COMMON SENSE, HUMILITY, AND COURAGE
The men and women of the Greatest Generation are passing, a huge loss for our nation, particularly as the common sense, humility, and courage that characterized nearly every one of them has become a rarity today. Recently World War II Veteran Donald Buska died on Tuesday, April 29 at age 86, another in a long line of modest and brave heroes who have “slipped the surly bonds of earth” to quote World War II veteran and poet John Gillespie Magee, Jr.
My father and mother were of that generation. Virtuous, well spoken, humble, brave, generous and filled with love for their family and country, they were models of citizenship and virtue. The words duty, honor, and country were ones they did not bellow to the world as if to demand acceptance but humbly lived every day, inspiring by example. My father, Ernest A. Emord (a.k.a. Tommy Reardon), a professional boxer from Brockton, Massachusetts before entering the service was ever ready to lay down his life for his country. He spent 33 years in the military. In his final years of service, despite age and rank, he wrote repeatedly to the Secretary of Defense requesting a combat assignment. He was mortified to see his country losing the Vietnam War and believed that if only he were allowed to join in the fight he might change the outcome or die while trying. He asked that he be substituted for a reluctant draftee or another who might do better serving his country at home, all to no avail.I once asked him what he thought the best form of death would be, and he said without hesitation that he could think of no better way to die than while fighting for his country.

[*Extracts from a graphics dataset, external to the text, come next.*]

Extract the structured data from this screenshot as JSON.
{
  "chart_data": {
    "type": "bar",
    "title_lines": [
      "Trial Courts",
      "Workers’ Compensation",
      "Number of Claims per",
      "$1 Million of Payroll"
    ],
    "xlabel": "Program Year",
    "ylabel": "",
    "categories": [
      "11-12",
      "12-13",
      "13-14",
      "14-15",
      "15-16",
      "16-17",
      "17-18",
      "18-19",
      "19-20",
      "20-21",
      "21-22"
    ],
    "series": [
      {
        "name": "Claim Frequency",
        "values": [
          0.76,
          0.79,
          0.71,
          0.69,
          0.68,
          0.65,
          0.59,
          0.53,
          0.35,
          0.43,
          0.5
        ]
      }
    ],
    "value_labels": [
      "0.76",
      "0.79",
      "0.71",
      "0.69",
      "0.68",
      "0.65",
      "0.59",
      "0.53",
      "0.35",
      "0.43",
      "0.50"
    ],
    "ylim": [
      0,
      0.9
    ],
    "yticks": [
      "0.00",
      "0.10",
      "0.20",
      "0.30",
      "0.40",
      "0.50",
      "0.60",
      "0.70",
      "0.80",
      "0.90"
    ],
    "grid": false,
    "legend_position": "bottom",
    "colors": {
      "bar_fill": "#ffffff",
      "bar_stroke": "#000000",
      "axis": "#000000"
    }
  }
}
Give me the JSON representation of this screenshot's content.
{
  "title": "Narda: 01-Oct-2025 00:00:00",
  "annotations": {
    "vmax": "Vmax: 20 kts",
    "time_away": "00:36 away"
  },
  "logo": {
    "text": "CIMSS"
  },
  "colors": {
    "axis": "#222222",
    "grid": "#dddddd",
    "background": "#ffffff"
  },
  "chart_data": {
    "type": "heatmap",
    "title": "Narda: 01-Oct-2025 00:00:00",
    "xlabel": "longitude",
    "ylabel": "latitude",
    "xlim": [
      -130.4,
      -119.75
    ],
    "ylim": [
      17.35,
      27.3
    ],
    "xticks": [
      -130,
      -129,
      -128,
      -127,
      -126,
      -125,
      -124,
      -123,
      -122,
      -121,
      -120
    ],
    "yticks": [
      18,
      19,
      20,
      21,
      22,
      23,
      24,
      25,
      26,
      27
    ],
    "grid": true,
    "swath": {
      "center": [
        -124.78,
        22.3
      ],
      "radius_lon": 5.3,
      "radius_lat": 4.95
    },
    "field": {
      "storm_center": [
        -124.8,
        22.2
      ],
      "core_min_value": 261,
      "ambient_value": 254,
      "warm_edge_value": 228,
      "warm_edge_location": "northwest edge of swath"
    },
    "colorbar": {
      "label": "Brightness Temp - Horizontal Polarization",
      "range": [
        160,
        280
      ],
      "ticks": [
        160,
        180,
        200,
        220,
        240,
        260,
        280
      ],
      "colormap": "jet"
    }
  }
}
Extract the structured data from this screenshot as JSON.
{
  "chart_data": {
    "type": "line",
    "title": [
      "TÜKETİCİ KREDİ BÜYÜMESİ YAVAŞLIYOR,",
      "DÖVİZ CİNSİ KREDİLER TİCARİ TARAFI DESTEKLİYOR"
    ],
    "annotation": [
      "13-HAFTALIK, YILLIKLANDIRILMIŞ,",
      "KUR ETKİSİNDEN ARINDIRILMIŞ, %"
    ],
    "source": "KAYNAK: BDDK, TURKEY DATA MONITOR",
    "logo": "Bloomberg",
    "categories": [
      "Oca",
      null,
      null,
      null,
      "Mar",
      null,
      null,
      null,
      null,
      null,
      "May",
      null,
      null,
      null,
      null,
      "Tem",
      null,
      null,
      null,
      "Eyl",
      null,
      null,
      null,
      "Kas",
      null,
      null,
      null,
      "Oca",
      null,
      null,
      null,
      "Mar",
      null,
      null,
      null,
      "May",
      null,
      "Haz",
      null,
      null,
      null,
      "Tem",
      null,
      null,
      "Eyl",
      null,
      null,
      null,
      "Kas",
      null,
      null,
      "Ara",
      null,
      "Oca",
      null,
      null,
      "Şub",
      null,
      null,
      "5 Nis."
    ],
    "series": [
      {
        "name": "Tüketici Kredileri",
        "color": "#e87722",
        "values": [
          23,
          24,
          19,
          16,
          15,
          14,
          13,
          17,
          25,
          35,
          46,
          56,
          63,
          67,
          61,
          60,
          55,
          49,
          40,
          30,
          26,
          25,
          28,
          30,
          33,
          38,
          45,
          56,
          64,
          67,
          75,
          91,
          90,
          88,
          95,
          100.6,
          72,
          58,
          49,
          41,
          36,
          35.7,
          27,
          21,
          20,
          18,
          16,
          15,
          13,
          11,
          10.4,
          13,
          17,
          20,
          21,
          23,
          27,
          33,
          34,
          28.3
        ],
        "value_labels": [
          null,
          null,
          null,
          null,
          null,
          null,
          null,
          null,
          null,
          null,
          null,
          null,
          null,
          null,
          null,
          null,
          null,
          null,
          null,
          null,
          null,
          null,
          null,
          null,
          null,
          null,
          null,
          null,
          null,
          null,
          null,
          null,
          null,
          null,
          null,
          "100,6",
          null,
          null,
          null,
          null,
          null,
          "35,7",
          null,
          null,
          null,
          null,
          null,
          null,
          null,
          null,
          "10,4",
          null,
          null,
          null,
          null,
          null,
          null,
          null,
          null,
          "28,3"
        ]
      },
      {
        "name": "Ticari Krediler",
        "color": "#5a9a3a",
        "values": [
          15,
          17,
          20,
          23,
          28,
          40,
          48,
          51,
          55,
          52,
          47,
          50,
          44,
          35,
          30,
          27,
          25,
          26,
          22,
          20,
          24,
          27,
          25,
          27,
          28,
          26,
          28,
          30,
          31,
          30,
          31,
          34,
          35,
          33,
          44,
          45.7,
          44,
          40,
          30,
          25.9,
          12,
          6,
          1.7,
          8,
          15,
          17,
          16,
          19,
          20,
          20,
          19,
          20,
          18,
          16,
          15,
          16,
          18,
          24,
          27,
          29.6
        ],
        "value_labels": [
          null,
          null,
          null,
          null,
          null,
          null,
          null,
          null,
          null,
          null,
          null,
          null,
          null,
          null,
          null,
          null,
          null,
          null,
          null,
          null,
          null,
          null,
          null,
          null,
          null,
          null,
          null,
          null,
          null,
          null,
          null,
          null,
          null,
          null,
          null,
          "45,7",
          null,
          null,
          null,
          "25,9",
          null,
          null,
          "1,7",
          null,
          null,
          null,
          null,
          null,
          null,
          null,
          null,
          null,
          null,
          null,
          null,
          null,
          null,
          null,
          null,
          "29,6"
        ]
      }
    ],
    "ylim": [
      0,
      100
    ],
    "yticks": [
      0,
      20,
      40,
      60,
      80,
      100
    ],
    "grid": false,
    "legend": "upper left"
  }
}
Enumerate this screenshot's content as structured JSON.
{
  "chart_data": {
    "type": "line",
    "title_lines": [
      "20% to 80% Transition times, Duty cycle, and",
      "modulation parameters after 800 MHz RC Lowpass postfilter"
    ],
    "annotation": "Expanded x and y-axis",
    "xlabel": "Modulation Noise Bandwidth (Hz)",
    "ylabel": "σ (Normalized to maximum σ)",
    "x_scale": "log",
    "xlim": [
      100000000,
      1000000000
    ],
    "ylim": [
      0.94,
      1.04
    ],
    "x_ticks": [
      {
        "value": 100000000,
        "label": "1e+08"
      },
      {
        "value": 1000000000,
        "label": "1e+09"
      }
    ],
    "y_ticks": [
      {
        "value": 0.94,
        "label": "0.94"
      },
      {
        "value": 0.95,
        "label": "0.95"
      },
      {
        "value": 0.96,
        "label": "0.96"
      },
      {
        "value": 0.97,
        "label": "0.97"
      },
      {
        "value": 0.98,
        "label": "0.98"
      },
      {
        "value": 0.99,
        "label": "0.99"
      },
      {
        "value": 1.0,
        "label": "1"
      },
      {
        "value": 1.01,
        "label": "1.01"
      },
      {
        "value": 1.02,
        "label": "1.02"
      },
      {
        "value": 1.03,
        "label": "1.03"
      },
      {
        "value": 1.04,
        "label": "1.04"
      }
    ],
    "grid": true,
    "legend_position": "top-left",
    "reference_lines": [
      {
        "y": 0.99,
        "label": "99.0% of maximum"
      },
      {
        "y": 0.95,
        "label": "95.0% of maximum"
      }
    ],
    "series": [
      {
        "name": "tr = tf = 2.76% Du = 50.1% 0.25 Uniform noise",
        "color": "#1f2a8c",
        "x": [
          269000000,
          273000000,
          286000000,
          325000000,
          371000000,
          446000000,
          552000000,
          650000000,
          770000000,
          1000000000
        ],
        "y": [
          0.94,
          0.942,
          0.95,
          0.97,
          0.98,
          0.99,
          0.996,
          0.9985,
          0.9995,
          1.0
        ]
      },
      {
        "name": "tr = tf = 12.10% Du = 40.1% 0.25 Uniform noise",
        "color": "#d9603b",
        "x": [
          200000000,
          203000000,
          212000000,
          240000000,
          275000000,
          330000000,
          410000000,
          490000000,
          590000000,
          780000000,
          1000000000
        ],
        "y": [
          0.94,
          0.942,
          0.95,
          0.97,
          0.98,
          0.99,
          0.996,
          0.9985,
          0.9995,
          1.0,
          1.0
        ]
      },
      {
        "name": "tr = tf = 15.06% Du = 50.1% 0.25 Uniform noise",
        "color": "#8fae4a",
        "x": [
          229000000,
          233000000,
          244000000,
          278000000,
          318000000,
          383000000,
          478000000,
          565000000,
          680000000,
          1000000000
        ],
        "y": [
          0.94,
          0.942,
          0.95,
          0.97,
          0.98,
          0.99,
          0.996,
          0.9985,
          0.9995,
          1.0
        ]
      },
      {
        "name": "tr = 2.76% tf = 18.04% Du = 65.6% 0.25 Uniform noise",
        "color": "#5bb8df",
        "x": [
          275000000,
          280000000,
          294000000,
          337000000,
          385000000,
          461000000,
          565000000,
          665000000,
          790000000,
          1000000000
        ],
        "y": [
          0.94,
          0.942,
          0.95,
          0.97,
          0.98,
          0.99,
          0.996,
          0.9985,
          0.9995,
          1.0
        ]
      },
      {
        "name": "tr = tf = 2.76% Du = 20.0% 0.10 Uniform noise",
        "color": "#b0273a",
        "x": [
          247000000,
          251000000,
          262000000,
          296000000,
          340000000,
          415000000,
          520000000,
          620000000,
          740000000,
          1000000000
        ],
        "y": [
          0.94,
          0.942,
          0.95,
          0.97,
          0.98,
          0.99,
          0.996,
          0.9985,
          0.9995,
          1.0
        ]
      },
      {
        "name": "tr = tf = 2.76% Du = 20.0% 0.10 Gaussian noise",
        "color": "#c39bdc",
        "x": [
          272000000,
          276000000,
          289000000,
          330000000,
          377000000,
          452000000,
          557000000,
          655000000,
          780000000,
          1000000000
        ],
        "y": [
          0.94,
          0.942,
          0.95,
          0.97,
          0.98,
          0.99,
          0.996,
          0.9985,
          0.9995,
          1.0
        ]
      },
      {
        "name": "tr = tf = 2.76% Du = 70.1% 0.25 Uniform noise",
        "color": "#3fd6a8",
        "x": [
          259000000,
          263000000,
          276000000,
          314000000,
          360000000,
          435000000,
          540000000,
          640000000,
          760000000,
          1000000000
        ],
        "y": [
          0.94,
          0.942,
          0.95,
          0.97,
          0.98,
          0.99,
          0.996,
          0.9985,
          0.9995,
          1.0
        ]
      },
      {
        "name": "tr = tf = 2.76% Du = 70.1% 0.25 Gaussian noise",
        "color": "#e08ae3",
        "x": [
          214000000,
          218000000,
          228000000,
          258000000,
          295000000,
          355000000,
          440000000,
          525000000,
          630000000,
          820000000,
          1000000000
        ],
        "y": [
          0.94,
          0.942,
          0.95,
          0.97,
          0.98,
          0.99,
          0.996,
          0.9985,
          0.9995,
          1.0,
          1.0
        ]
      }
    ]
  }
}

In her early twenties at the close of World War II, my mother, who married my father while he was on leave, flew to Tripoli, Libya, to be with him. At that time Tripoli was very hard to reach by plane, dangerous territory, and recently liberated from Italian occupation at the assassination of Italian Dictator Benito Mussolini. The Army Air Corps discouraged my mother from going. When she remained insistent, the military relented and issued her a pistol and encouraged her to learn how to shoot it so she could protect herself in a land they described as besot with remnants of the Italian occupation, Arab violence, and crime. When approached by an Arab with a knife in an open market, she pointed her pistol at him and he quietly withdrew into a sea of humanity. She never had to shoot the weapon.
These thoughts come to mind as I contemplate the passing of Donald Buska. In hospice since the start of 2014, Buska harbored a simple yet profound dream. He did not desire a lofty prize, wealth, or recognition, he just wanted to visit the World War II Memorial in Washington, D.C. and pose for a class photo with a former poker buddy.
A group called Big Sky Honor Flight of Montana learned of Buska and decided to pay for his trip. Despite severe illness, he flew to Washington. He went to the memorial and reminisced with his poker buddy. He went to Arlington National Cemetery with other veterans accompanied by a police escort. He watched the changing of the guard. His simple yet profound dream was realized. Then, less than eight hours after his return to Billings, Montana, Donald Buska peacefully left this earth. Having entered this life humbly, having served his nation nobly without fanfare or a desire for it, he returned to his Father in Heaven and his loving wife who predeceased him. He, like my father and mother who are likewise beyond the veil, touched the lives of many who will remember them as part of a generation that defined American greatness, a generation whose example beckons to all future generations, however far afield those generations are from that exemplary past.